Senfoni ile “Hey Jude”
…Take a sad song and make it better! Ülkemizde sanırım The Beatles’ın en sevilen şarkısı Hey Jude. Paul Mccartney şarkıyı Cynthia Lennon’undan boşanmış olan John Lennon’un oğlu Julian için yazmış. Takma kafana geçer bu zor günler niyetine. Julian da Jude olmuş şarkıda. Şarkının en önemli özelliği ilk defa bir rock şarkısına 36 kişililk bir klasik müzik orkestrasının eşlik etmesiydi. Bu da daha önce denenmemiş bir şeydi lakin her the Beatles numarası gibi bu da oldukça tuttu ve olay rock senfonilerine kadar vardı. The Beatles’ın bu şarkısından ilham alan The Rolling Stones aynı taktiği bir de üstüne bir 40 kişilik Bach korosu ekleyerek You can’t Always get What you Want şarkısında yaptılar ki o da tadından yenmez.
Akmar Pasajı’nın kökeni: “Helter Skelter”

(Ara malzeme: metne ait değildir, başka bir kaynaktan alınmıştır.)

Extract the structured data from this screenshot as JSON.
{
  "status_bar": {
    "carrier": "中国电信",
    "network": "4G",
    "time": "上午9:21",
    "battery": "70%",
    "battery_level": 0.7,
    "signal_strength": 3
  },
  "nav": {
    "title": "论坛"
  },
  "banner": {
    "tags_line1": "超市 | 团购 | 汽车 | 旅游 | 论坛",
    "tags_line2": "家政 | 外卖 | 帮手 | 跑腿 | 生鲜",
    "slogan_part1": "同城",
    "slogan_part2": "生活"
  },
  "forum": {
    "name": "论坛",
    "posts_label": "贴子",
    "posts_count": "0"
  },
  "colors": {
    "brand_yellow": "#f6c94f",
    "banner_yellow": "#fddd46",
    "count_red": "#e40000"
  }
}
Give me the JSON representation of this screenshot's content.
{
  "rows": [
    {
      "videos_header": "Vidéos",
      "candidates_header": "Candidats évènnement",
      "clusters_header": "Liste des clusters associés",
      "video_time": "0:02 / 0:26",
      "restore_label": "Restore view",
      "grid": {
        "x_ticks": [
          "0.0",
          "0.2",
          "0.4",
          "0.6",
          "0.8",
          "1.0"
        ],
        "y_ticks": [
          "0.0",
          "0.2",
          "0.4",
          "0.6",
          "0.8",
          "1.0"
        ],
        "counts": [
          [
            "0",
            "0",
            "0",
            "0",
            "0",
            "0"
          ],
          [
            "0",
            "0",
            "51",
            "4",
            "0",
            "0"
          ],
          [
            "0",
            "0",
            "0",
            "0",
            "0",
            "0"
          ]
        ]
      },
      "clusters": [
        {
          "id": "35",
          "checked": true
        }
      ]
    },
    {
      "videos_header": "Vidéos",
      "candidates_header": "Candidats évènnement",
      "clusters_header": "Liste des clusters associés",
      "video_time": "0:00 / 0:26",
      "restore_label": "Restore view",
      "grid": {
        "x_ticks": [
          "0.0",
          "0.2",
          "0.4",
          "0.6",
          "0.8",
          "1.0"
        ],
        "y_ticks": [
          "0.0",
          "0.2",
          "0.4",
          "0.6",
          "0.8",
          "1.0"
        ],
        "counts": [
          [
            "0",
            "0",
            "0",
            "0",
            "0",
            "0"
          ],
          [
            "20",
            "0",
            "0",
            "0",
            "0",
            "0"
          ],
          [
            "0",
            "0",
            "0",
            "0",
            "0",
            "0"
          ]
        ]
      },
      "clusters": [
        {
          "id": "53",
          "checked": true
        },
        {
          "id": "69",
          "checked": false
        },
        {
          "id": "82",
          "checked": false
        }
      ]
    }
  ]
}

https://www.youtube.com/watch?v=5-ijrRF7M6g
Son şarkımız Helter Skelter. Şarkının aslında lanetli bir tarafı var ve ilk olarak akla bu trajedi geliyor: The Beatles şarkılarından dünyaya dair kozmik mesajlar aldıklarını iddia eden Charles Manson ve sapık arkadaşları dünyayı kurtarmak adına işledikleri cinayetlerin nedeni olarak en başta bu şarkıyı göstermişlerdir. Hatta işledikleri cinayetlerden birinin ardından kurbanların kanlarıyla bir duvara şarkının ismini yazmışlardır. Bu kötü anıyı bir kenara bırakalım ve şarkının kendisine geri dönelim. Paul McCartney, the Who’nun I Can See For Miles şarkısını dinledikten sonra yazar Helter Skelter’ı. Amacı o dönemlerde oldukça sert bir müzik yapan the Who’nun I Can See For Miles şarkısından çok daha sert bir şarkı ortaya çıkarmaktır. Ortaya çıkan şarkı gerçekten de o döneme kadar yapılmış en sert şarkıdır. Şarkı Charles Manson’a olduğunun aksine pek çok gence daha olumlu yönde ilham olmuştur ve metal müziğin kökeni olarak bilinir. James Hetfield’in dediği gibi “hepimiz Helet Skelter’ın sesinden doğduk”. Şarkının en hoş yanlarından biri ise o zamana kadar gayet beyefendi bir müzikal çizgisi olan Ringo Starr’ın şarkının sonundaki isyanıdır: I got blisters on my fingers! (Parmaklarım su topladı!)